Jacob, el tercero de los Patriarcas, es el prototipo del luchador astuto, ambicioso y tenaz. La tradición lo presenta primero en la casa paterna, con su hermano Esaú, después en Mesopotamia, junto a su suegro Labán y a sus esposas Raquel y Lía, y luego otra vez con Esaú, en la Transjordania. En su casa paterna, suplanta a su hermano robándole el derecho a la primogenitura y la bendición paterna; en Mesopotamia, acumula una enorme fortuna a expensas de su suegro. Cuando regresa a Canaán para salvar su vida y sus bienes, lucha con Dios cuerpo a cuerpo y lo obliga a bendecirlo. Esta bendición está asociada a un cambio de nombre, que implica un cambio de misión en la vida. En adelante, él no se llamará más Jacob, sino Israel, conviertiéndose así en padre del Pueblo elegido. Más tarde, colmado de hijos y riquezas, se radica en el centro mismo de la Tierra prometida, entre Siquém y Betel.

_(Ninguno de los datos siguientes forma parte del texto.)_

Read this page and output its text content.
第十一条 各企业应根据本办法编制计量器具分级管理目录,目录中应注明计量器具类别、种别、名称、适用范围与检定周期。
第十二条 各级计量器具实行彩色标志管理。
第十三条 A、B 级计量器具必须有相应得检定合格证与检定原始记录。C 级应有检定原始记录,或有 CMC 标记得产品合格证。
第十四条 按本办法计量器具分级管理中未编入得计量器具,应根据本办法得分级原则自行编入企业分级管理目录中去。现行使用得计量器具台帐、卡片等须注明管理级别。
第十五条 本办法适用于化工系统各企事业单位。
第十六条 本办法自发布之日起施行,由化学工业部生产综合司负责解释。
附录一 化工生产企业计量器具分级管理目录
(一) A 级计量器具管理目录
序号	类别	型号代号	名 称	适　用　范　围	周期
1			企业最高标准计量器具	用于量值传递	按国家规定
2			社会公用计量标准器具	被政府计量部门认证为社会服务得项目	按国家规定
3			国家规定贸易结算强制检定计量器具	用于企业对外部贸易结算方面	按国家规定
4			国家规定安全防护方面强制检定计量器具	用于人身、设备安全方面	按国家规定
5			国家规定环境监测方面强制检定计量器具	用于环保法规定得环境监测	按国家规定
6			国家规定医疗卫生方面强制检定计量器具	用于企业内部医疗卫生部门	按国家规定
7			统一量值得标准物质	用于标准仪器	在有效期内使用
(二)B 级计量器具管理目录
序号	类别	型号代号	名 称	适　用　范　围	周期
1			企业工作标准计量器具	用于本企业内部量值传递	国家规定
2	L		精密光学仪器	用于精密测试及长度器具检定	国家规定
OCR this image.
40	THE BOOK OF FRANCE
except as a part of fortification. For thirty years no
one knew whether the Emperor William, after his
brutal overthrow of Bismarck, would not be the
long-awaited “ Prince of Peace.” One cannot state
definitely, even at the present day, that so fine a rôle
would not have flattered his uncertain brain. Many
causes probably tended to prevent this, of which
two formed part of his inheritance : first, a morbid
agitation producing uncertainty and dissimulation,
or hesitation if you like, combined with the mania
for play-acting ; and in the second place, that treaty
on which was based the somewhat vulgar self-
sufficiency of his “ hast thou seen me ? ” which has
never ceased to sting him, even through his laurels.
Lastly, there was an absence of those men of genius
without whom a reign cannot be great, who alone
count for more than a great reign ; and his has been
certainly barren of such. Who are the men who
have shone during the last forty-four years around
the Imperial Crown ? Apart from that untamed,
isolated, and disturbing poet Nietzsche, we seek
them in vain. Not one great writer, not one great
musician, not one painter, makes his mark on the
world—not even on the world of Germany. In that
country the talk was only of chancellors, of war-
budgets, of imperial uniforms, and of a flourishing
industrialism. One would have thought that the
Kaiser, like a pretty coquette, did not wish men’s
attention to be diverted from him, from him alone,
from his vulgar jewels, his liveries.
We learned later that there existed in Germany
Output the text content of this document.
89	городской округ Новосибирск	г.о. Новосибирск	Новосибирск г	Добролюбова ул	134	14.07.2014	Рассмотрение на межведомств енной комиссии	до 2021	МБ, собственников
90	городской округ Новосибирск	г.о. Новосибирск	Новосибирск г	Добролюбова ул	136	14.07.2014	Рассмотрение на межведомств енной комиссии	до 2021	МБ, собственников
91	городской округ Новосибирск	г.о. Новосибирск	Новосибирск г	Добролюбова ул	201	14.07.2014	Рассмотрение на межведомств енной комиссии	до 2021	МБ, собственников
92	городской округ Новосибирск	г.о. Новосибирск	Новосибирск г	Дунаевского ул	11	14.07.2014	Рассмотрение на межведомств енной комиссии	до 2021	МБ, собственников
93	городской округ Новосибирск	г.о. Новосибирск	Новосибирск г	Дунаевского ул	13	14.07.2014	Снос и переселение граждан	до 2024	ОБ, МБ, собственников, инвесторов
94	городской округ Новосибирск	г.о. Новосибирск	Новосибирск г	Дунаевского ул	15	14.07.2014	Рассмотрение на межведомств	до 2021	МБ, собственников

En la azarosa vida de Jacob, se pone en evidencia la libertad con que Dios elige los instrumentos para la realización de sus designios. El misterio de la elección divina escapa a todos los cálculos y criterios humanos, como lo recuerda san Pablo en su Carta a los Romanos (Rom. 9. 10-13).

El nacimiento de Esaú y de Jacob

Esta es la descendencia de Isaac, el hijo de Abraham. Abraham fue padre de Isaac, el cual, a los cuarenta años, se casó con Rebeca, hija de Betuel, el arameo de Padán Arám, y hermana de Labán, el arameo. Isaac oró al Señor por su esposa, que era estéril. El Señor lo escuchó, y su esposa Rebeca quedó embarazada.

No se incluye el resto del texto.